Simple Twitch and Summation

Answer 5

• Muscle cells exhibit all-or-nothing response, because they are innervated by neurons which also use all-or-nothing phenomenon for action potentials. As a result, the strength of a response from one muscle cell cannot be changed; nerves control the overall force of muscle contraction by the number of motor units recruited to respond. For muscle cells to respond, stimuli must reach a threshold value.
• Simple Twitch: The response of a single muscle fiber to brief stimulus at or above threshold. Consists of Latent Period (time between reaching threshold and onset of contraction; during this time, action potential spreads along sarcolemma and calcium is released from SR), Contraction Period (muscle fiber achieves maximal force), and Relaxation Period (due to clearing of calcium from sarcoplasm).
• Summation and Tetanus: Frequency Summation occurs when contractions of muscle fibers (simple twitches) are combined to generate stronger and more prolonged contractions. Tetanus occurs when the contractions become so frequent that the muscle is unable to relax at all. Prolonged tetanus results in muscle fatigue.

Question 6

Muscle Fatigue

Answer 6

• Creatine Phosphate is created by transferring phosphate group from ATP to creatine during times of rest to serve as supplemental energy reserve; ADP is phosphorylated by creatine phosphate during muscle use to quickly generate ATP.
• Myoglobin binds oxygen with high affinity so that exercising muscles can use myoglobin reserves to keep aerobic metabolism going.
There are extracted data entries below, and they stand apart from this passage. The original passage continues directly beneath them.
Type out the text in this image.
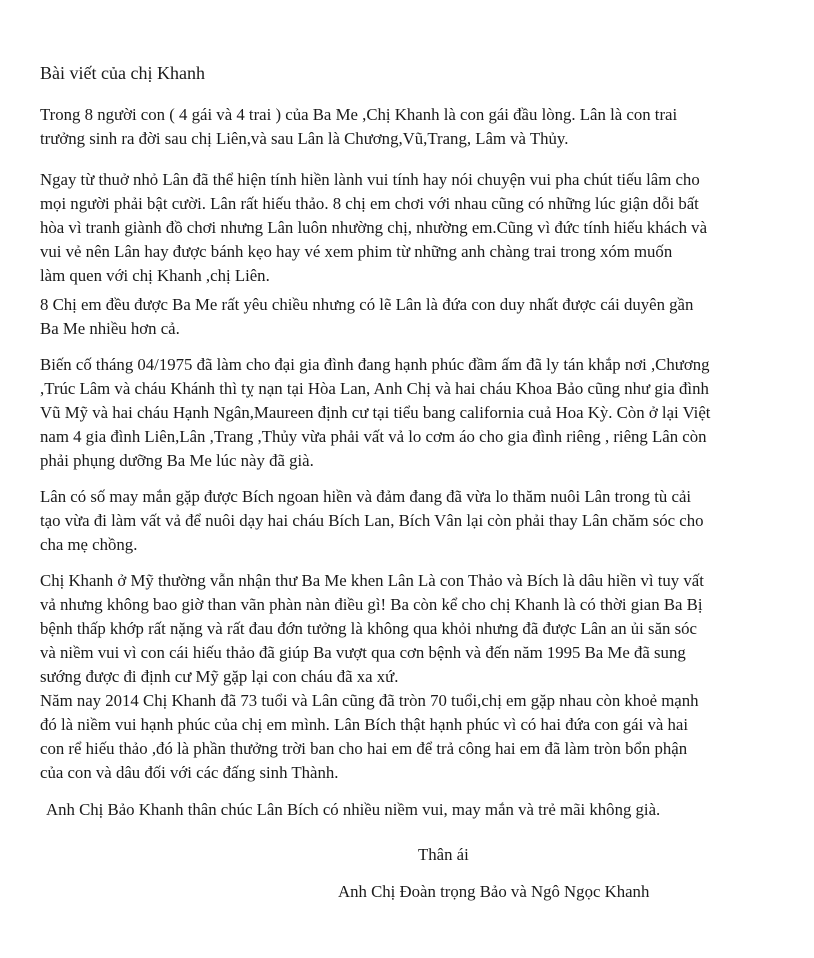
Bài viết của chị Khanh
Trong 8 người con ( 4 gái và 4 trai ) của Ba Me ,Chị Khanh là con gái đầu lòng. Lân là con trai
trưởng sinh ra đời sau chị Liên,và sau Lân là Chương,Vũ,Trang, Lâm và Thủy.
Ngay từ thuở nhỏ Lân đã thể hiện tính hiền lành vui tính hay nói chuyện vui pha chút tiếu lâm cho
mọi người phải bật cười. Lân rất hiếu thảo. 8 chị em chơi với nhau cũng có những lúc giận dỗi bất
hòa vì tranh giành đồ chơi nhưng Lân luôn nhường chị, nhường em.Cũng vì đức tính hiếu khách và
vui vẻ nên Lân hay được bánh kẹo hay vé xem phim từ những anh chàng trai trong xóm muốn
làm quen với chị Khanh ,chị Liên.
8 Chị em đều được Ba Me rất yêu chiều nhưng có lẽ Lân là đứa con duy nhất được cái duyên gần
Ba Me nhiều hơn cả.
Biến cố tháng 04/1975 đã làm cho đại gia đình đang hạnh phúc đầm ấm đã ly tán khắp nơi ,Chương
,Trúc Lâm và cháu Khánh thì tỵ nạn tại Hòa Lan, Anh Chị và hai cháu Khoa Bảo cũng như gia đình
Vũ Mỹ và hai cháu Hạnh Ngân,Maureen định cư tại tiểu bang california cuả Hoa Kỳ. Còn ở lại Việt
nam 4 gia đình Liên,Lân ,Trang ,Thủy vừa phải vất vả lo cơm áo cho gia đình riêng , riêng Lân còn
phải phụng dưỡng Ba Me lúc này đã già.
Lân có số may mắn gặp được Bích ngoan hiền và đảm đang đã vừa lo thăm nuôi Lân trong tù cải
tạo vừa đi làm vất vả để nuôi dạy hai cháu Bích Lan, Bích Vân lại còn phải thay Lân chăm sóc cho
cha mẹ chồng.
Chị Khanh ở Mỹ thường vẫn nhận thư Ba Me khen Lân Là con Thảo và Bích là dâu hiền vì tuy vất
vả nhưng không bao giờ than vãn phàn nàn điều gì! Ba còn kể cho chị Khanh là có thời gian Ba Bị
bệnh thấp khớp rất nặng và rất đau đớn tưởng là không qua khỏi nhưng đã được Lân an ủi săn sóc
và niềm vui vì con cái hiếu thảo đã giúp Ba vượt qua cơn bệnh và đến năm 1995 Ba Me đã sung
sướng được đi định cư Mỹ gặp lại con cháu đã xa xứ.
Năm nay 2014 Chị Khanh đã 73 tuổi và Lân cũng đã tròn 70 tuổi,chị em gặp nhau còn khoẻ mạnh
đó là niềm vui hạnh phúc của chị em mình. Lân Bích thật hạnh phúc vì có hai đứa con gái và hai
con rể hiếu thảo ,đó là phần thưởng trời ban cho hai em để trả công hai em đã làm tròn bổn phận
của con và dâu đối với các đấng sinh Thành.
Anh Chị Bảo Khanh thân chúc Lân Bích có nhiều niềm vui, may mắn và trẻ mãi không già.
Thân ái
Anh Chị Đoàn trọng Bảo và Ngô Ngọc Khanh
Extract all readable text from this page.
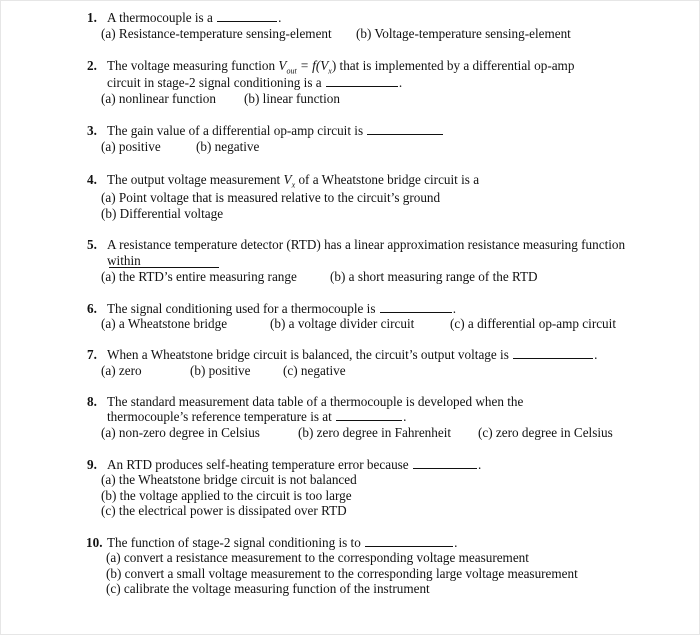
1. A thermocouple is a	.
(a) Resistance-temperature sensing-element (b) Voltage-temperature sensing-element
2. The voltage measuring function $V_{out} = f(V_x)$ that is implemented by a differential op-amp
circuit in stage-2 signal conditioning is a	.
(a) nonlinear function (b) linear function
3. The gain value of a differential op-amp circuit is
(a) positive	(b) negative
4. The output voltage measurement $V_x$ of a Wheatstone bridge circuit is a
(a) Point voltage that is measured relative to the circuit’s ground
(b) Differential voltage
5. A resistance temperature detector (RTD) has a linear approximation resistance measuring function
within
(a) the RTD’s entire measuring range	(b) a short measuring range of the RTD
6. The signal conditioning used for a thermocouple is	.
(a) a Wheatstone bridge	(b) a voltage divider circuit	(c) a differential op-amp circuit
7. When a Wheatstone bridge circuit is balanced, the circuit’s output voltage is	.
(a) zero	(b) positive (c) negative
8. The standard measurement data table of a thermocouple is developed when the
thermocouple’s reference temperature is at	.
(a) non-zero degree in Celsius	(b) zero degree in Fahrenheit (c) zero degree in Celsius
9. An RTD produces self-heating temperature error because	.
(a) the Wheatstone bridge circuit is not balanced
(b) the voltage applied to the circuit is too large
(c) the electrical power is dissipated over RTD
10. The function of stage-2 signal conditioning is to	.
(a) convert a resistance measurement to the corresponding voltage measurement
(b) convert a small voltage measurement to the corresponding large voltage measurement
(c) calibrate the voltage measuring function of the instrument
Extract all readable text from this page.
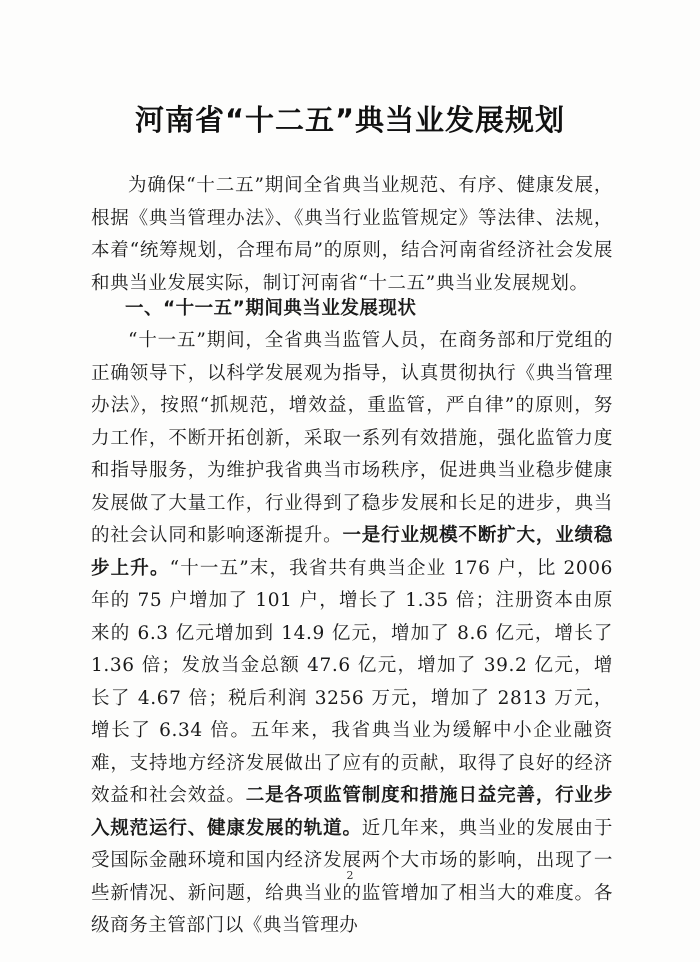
河南省“十二五”典当业发展规划

为确保“十二五”期间全省典当业规范、有序、健康发展，根据《典当管理办法》、《典当行业监管规定》等法律、法规，本着“统筹规划，合理布局”的原则，结合河南省经济社会发展和典当业发展实际，制订河南省“十二五”典当业发展规划。

一、“十一五”期间典当业发展现状

“十一五”期间，全省典当监管人员，在商务部和厅党组的正确领导下，以科学发展观为指导，认真贯彻执行《典当管理办法》，按照“抓规范，增效益，重监管，严自律”的原则，努力工作，不断开拓创新，采取一系列有效措施，强化监管力度和指导服务，为维护我省典当市场秩序，促进典当业稳步健康发展做了大量工作，行业得到了稳步发展和长足的进步，典当的社会认同和影响逐渐提升。一是行业规模不断扩大，业绩稳步上升。“十一五”末，我省共有典当企业 176 户，比 2006 年的 75 户增加了 101 户，增长了 1.35 倍；注册资本由原来的 6.3 亿元增加到 14.9 亿元，增加了 8.6 亿元，增长了 1.36 倍；发放当金总额 47.6 亿元，增加了 39.2 亿元，增长了 4.67 倍；税后利润 3256 万元，增加了 2813 万元，增长了 6.34 倍。五年来，我省典当业为缓解中小企业融资难，支持地方经济发展做出了应有的贡献，取得了良好的经济效益和社会效益。二是各项监管制度和措施日益完善，行业步入规范运行、健康发展的轨道。近几年来，典当业的发展由于受国际金融环境和国内经济发展两个大市场的影响，出现了一些新情况、新问题，给典当业的监管增加了相当大的难度。各级商务主管部门以《典当管理办

2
• When muscle use overwhelms the ability of the body to deliver oxygen, muscle fibers must switch to anaerobic metabolism and produce lactic acid, at which point the muscle begins to fatigue and experience Oxygen Debt (the difference between the amount of oxygen needed by the muscles and the actual amount present). After cessation of strenuous exercise, the body must convert all the lactic acid it has produced back into pyruvate using an amount of oxygen that is equal to the oxygen debt.

Question 7

Skeletal System

Answer 7

• Bone is derived from embryonic Mesoderm and can be subdivided into Compact Bone (dense and provides strength) and Spongy/Cancellous Bone (cavities created between trabeculae spicules hold bone marrow). Red Marrow is filled with hematopoietic stem cells, and Yellow Marrow stores fat.
• Long bones contain shafts called Diaphyses that flare to form Metaphyses and terminate in Epiphyses, which contain an Epiphyseal Plate that allows for longitudinal growth. Prior to puberty, the epiphyseal plate is filled with mitotic cells that contribute to growth; during puberty, these epiphyseal plates close and vertical growth is halted.
• Tendons attach muscles to bone, and Ligaments attach bones to each other.
• Bone Matrix is composed of organic components (collagen and proteins) and inorganic components (Hydroxyapatite crystals of calcium and phosphate).
• Bone Remodeling is accomplished by Osteoblasts (build bone) and Osteoclasts (resident macrophages that chew bone).
• Parathyroid Hormone is released by the parathyroid glands in response to low blood calcium to promote resorption of bone so as to increase calcium and phosphate concentrations in blood. PTH activates Vitamin D, which promotes bone resorption (this encourages bone to grow back stronger).
• Calcitonin is released by the parafollicular cells of the thyroid in response to high blood calcium to promote bone formation so as to lower blood calcium levels.